Once standardised, system modules of the required functionality and dependability will be available on the market for a very competitive price. It can be expected that many other industrial sectors, e.g., train control, aircraft industry, industrial process control, etc., will take advantage of these very cost-effective system solutions. The technology transfer to these areas will be enabled by the fact that the industrial partners of the TTA project are involved in these industries.

The expected wide use of the TTA technology will itself generate a broad market for engineering tools for time-triggered architectures. The engineering environment developed in the context of the TTA project will assist the application developer in the design and implementation of TTA applications and thus contributes to the dissemination of the TTA technology. The engineering environment, being marketed by GENIAS, will be a further result of the TTA project with very promising business opportunities.

To summarise, the success of this project will strengthen the world market position of the European industry and generate new possibilities for growth and employment in an important high technology area.

In this paper the TTA project was presented. In the project a generic time-triggered computer architecture (TTA) for fault-tolerant distributed real-time systems based on the Time-Triggered Protocol TTP/C will be implemented. The project will also demonstrate that the architecture can be effectively deployed in safety-critical transportation systems (automotive, aerospace, railway). At the end of the project, a complete package, consisting of a VLSI device, application software engineering and safety analysis tools, and evaluation reports from the three industry sectors, will be available.

Future activities will include the development of one or more FTU layer(s) to support appropriate fault-tolerance strategies for our industrial partners.
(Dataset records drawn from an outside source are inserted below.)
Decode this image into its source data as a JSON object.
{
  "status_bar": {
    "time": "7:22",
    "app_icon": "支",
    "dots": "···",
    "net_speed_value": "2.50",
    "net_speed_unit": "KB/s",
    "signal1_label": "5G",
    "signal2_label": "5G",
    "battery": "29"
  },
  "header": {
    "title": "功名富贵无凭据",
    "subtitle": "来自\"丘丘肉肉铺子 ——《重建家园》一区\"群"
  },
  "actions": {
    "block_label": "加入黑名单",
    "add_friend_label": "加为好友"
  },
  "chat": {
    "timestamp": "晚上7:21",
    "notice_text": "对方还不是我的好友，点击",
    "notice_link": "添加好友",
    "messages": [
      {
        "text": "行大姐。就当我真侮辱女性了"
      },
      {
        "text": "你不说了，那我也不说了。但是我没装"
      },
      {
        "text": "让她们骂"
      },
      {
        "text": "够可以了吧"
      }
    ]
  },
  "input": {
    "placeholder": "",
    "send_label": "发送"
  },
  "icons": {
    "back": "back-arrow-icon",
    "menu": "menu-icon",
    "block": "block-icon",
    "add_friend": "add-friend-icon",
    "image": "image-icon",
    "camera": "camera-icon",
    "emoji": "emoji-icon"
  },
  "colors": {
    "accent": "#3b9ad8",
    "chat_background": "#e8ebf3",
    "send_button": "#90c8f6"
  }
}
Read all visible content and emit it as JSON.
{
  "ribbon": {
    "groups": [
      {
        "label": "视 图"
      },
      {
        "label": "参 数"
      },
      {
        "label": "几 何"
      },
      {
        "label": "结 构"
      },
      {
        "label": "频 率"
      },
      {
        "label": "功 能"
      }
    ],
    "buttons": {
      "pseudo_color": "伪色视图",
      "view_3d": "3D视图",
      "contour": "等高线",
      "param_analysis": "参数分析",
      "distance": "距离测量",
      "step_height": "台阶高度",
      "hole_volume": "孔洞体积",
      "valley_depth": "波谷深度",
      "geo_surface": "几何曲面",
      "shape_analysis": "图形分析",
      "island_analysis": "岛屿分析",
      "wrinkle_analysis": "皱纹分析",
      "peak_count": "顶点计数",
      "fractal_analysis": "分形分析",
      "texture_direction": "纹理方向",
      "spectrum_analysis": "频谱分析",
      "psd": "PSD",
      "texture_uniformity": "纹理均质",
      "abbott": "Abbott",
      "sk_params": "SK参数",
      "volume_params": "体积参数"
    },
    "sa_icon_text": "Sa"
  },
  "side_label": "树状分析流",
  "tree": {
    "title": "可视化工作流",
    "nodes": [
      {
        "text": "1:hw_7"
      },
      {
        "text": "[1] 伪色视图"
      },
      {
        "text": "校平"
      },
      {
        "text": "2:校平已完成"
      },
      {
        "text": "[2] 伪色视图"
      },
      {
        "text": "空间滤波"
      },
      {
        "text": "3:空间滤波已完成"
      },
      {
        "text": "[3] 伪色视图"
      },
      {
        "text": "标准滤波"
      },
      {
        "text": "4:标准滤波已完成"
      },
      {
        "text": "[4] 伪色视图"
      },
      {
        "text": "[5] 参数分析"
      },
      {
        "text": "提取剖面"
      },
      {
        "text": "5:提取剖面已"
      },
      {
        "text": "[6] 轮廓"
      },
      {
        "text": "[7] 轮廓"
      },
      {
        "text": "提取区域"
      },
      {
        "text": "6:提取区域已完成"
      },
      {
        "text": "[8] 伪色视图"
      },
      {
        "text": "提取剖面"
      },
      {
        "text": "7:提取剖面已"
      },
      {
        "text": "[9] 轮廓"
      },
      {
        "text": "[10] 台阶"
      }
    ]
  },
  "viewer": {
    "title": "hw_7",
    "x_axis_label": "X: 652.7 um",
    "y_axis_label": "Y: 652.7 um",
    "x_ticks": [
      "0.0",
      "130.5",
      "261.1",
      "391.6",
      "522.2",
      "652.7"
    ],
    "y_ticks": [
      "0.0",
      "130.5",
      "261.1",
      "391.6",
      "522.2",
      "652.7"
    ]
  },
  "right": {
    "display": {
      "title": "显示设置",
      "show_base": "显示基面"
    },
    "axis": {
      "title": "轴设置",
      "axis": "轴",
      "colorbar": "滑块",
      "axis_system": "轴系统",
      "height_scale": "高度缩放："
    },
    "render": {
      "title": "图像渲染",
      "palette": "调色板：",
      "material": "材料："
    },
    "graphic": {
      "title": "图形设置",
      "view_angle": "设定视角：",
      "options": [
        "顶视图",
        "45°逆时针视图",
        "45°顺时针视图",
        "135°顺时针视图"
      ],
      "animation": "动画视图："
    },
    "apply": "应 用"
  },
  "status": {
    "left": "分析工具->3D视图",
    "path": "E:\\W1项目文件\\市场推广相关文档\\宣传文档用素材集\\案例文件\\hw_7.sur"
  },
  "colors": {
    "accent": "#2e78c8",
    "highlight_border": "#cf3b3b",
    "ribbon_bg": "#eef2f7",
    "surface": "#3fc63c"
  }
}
A second activity is concerned with the design and implementation of an advanced engineering toolset necessary to build, test, analyse and certify TTA-based systems. The prototype tools built in the context of the TTA project will serve as a basis for the advanced tools, which have to support the full life cycle of TTA-based systems. Moreover, these tools must offer interfaces to commercially off-the-shelf tools such as Statemate, Matlab, or MatrixX in order to be commercially successful.